The military conflict between the United States and Iran has not only heightened geopolitical tensions but also reframed the conversation around market concentration, a concern that has become particularly pronounced in the context of emerging markets. Investors, seeking substantial returns and diversification away from the concentrated U.S. market, have flocked to emerging markets in recent years. However, the disproportionate dependence on a limited number of stocks, particularly in technology—often tied to the AI boom—has exposed the vulnerabilities inherent in this strategy. This intersection of geopolitical volatility and market concentration raises crucial questions: Are investors unwittingly compounding their risks by venturing into these regions?
The iShares MSCI Emerging Markets ETF (EEM) has seen significant growth, including a 29% surge in 2025, but this performance must be viewed against the backdrop of a still-volatile landscape. Despite its historical gains, the ETF yielded little return in the current year, reflecting the pronounced uncertainty stemming from ongoing geopolitical events. Notably, over 75% of the EEM index is weighed down by countries in Asia, principally China, South Korea, India, and Taiwan. With substantial holdings in tech giants such as Taiwan Semiconductor and Samsung, these nations possess inherent concentration risks, especially as the technology sector constitutes over 30% of the index. Malcolm Dorson, Senior Portfolio Manager for Emerging Markets, astutely points out that this concentration is perilous; one significant disruption could ripple through the entire index.
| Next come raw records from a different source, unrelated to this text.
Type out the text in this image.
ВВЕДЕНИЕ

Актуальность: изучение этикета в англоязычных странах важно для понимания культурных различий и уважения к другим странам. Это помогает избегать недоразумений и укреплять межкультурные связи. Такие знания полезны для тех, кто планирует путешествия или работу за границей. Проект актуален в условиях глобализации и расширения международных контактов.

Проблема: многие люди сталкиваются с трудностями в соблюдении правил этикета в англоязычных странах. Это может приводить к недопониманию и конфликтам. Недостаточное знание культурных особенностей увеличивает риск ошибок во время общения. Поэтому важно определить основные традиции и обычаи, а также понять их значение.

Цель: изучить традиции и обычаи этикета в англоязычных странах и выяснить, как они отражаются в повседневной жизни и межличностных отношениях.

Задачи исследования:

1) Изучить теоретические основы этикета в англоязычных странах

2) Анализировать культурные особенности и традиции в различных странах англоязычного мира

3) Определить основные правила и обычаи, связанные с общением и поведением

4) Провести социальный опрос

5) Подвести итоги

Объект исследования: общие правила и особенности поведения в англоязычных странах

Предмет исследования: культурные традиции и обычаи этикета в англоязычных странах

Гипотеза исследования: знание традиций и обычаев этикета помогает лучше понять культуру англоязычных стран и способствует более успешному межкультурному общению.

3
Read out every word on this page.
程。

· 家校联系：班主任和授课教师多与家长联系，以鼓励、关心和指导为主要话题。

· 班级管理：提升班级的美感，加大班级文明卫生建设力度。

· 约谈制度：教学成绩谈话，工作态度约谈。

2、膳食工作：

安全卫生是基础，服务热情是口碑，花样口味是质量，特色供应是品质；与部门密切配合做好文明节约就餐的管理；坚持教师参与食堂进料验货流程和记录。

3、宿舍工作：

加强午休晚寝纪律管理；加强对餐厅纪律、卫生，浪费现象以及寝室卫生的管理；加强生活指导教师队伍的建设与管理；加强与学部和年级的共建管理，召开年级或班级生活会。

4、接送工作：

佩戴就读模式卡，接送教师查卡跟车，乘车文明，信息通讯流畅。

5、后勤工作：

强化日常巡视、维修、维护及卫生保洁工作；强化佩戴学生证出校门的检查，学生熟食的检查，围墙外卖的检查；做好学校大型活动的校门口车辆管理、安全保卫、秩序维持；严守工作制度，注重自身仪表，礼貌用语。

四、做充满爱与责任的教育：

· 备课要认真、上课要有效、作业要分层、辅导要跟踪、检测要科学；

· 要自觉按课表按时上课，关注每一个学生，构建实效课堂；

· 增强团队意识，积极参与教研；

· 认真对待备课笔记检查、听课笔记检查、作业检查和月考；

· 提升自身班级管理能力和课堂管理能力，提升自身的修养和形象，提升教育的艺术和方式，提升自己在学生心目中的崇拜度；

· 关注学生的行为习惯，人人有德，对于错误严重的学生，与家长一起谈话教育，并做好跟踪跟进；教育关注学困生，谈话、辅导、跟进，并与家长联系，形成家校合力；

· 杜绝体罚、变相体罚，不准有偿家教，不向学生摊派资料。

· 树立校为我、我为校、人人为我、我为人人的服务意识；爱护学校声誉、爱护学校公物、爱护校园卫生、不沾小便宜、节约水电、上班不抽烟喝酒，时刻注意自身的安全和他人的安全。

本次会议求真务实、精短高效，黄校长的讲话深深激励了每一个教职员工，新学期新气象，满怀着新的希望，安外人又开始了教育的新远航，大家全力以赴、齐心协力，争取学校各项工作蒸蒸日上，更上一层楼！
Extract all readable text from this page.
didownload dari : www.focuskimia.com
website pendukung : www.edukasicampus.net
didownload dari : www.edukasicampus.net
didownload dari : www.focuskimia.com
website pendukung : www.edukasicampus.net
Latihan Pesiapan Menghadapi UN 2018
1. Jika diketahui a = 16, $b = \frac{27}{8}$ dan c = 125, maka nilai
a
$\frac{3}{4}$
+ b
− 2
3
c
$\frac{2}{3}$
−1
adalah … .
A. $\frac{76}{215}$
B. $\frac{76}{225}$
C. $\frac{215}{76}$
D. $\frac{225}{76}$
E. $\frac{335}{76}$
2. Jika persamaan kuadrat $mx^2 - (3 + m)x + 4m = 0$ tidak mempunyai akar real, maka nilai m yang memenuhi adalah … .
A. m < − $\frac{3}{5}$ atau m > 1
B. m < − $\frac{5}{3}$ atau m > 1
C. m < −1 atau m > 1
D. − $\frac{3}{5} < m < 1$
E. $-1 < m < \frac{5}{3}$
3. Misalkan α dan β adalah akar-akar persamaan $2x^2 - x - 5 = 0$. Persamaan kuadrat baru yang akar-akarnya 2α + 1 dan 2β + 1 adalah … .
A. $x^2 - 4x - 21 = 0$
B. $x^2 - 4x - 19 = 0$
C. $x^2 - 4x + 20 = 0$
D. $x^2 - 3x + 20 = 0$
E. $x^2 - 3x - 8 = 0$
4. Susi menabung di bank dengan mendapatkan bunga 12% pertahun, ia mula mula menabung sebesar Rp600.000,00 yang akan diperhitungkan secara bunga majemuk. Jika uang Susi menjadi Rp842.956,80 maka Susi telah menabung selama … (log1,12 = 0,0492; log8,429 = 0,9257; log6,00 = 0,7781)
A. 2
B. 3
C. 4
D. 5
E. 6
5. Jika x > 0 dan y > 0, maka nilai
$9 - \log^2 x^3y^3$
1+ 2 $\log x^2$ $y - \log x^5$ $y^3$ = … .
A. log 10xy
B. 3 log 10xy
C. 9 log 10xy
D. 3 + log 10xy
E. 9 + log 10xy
This week, South Korean stocks have epitomized volatility: experiencing the worst single-day trading performance since 2008, then rebounding spectacularly. Such fluctuations are indicative of broader market tensions exacerbated by fears surrounding energy supplies in Asia due to the implications of the Middle Eastern conflict. The surge in Brent crude oil prices past $90 only complicates matters further, with China's subsequent export ban on fuels posing additional supply constraints. As many investors find themselves lured by the recent strong performance of stocks like SK Hynix and Samsung (with astounding gains of 274% and 125%, respectively, last year), they may risk becoming complacent about the chained correlations of energy prices and technological performance.
Nonetheless, experts urge caution against a wholesale exit from emerging markets. Macroeconomic signals suggest that these regions may still offer attractive returns, particularly for long-term investors. Dorson advocates for a diversified approach that includes varying types of emerging markets to mitigate risks, pointing to Latin America as a counterbalance. Countries such as Argentina, Brazil, and Colombia—often directly influenced by energy and commodity prices—may provide lucrative investment opportunities as part of a broader strategy amidst the fluctuating dynamics of the global market. Given their markedly lower price-to-earnings ratios compared to U.S. companies, these Latin American markets could provide compelling valuations for discerning investors.